On the other hand, it may be that some of us have the reverse, that is, people tend to have very high expectations for a scent that costs five or more times more than other scents that we really enjoy.  However, if the scent was mid-level designer, we might think it’s worth wearing once in a long while and go to ebay to see if it’s been heavily discounted, as is often the case at some point. Also, some of us seem to have a “good enough” attitude, whereas others can’t bear the thought of wearing a scent that isn’t quite as good as one that is very expensive.
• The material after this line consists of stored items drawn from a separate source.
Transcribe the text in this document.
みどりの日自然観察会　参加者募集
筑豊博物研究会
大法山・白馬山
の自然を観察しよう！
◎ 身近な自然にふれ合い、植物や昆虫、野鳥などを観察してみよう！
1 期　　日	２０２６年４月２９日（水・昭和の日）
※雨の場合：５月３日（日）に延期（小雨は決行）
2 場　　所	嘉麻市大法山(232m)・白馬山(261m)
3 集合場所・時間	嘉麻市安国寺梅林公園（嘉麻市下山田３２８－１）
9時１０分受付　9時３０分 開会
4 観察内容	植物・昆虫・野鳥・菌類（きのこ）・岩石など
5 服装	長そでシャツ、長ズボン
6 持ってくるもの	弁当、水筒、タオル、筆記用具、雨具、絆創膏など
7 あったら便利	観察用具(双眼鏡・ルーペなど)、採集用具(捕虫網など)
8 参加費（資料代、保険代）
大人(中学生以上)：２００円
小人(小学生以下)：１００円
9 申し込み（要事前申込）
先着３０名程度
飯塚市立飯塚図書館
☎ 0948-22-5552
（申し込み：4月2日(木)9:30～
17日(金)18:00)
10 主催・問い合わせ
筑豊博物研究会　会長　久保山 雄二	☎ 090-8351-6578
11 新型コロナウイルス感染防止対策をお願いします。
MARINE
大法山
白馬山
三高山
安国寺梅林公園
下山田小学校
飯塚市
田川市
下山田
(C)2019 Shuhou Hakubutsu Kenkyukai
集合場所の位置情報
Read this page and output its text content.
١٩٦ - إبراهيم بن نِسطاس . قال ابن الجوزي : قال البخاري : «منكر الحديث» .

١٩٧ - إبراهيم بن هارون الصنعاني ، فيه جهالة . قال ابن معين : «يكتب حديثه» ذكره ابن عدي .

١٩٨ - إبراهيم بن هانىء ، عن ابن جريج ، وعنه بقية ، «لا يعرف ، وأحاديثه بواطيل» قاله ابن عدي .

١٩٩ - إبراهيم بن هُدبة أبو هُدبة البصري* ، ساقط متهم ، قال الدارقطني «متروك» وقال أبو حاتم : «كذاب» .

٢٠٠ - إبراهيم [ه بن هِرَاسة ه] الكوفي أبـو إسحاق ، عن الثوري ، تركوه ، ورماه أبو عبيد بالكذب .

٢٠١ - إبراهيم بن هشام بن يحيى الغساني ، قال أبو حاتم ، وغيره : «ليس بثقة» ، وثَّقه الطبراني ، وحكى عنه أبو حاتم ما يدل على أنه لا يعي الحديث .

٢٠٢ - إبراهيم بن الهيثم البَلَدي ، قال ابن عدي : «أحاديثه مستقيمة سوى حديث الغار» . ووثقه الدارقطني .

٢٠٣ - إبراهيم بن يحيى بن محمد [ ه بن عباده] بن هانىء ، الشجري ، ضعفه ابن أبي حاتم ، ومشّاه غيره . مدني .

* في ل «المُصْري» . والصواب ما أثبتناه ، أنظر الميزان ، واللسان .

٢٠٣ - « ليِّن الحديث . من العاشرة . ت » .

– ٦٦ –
For me, a scent like Jovan’s Intense Oud is “good enough” as a kind of standard “oud scent” in my large rotation, whereas for others there seems to be a need to sample a huge number of oud scents in order to find “the best.”  Recently, though, I was able to obtain Ferrari’s Essence Oud at a very good price, so I blind ought it and am very glad I did, though while I think it’s worth at least $50 per 100 ml in theory, I just don’t wear any once scent often enough to perceive it as worthwhile (it would have to possess some other value, such as Patou Pour Homme does, for me to spend that much or more).

And this brings me to what I’ve found to be the most important factor, which is sensitivity. There have been times when my sensitivity was very high and I couldn’t wear that many of the scents I owned, whereas now my sensitivity has been low, except perhaps for one or a small number of aroma chemicals. Because of this, I can wear scents with some strong aroma chemicals and enjoy these, an example being Spark for Men. When my sensitivity was high, I might have called this one “cheap” and needlessly harsh. I would have said that if it had been done with “high quality ingredients,” it probably would have been a good if not excellent composition. So, it seems that at this point I can appreciate compositions that many would regard as “cheap,” though for those with certain aroma chemicals (such as Axis Oud), I can only speculate that I would enjoy them if an aroma chemical or two was not present (or present in much small quantities).

Yes, there are a few “snobs” out there, and they will irritate more than a few people, but the thing is that snobs tend to hinder themselves more than accomplishing anything else (and in this context cost themselves a lot of money!). To me, variety is very important, and I sometimes wonder how people can ask about a good “office scent.” I can’t imagine sitting at a desk for eight hours and smelling the same thing, day after day. Instead, I want to experience a different composition each day. The only possible obstacles for me are my sensitivities, but with a large number of bottles from which to choose, that hasn’t been an issue yet, other than for a period of a few months when I had a very high general sensitivity and I hadn’t acquired more than about fifty bottles. I hope I haven’t disappointed anyone with the title for this post – some may have been expecting a list of highly synthetic scents with discordant compositions, but the reality is that perceptions vary too much and there are too many possibilities. For example, quite a few people, including me, have spoken about “cheap wood notes” (cedar in particular), but probably a lot more people never perceive this!

1 Comment

Filed under The basics.

One response to “What is a “cheap” scent ?

  1. nirvanabear

    Great post. With the help of some online fragrance community friends I’ve been sampling more expensive scents that I probably would never consider sampling if I had to buy the samples. It really opened my eyes! Out of 50 upper end perfumes (over a dollar per ml) I only ‘had to have’ three maybe four of them. Musc Ravageur, Interlude Man, Eau Noire and Amber Precieux . The majority of them were disappointing and a few were downright stinkers!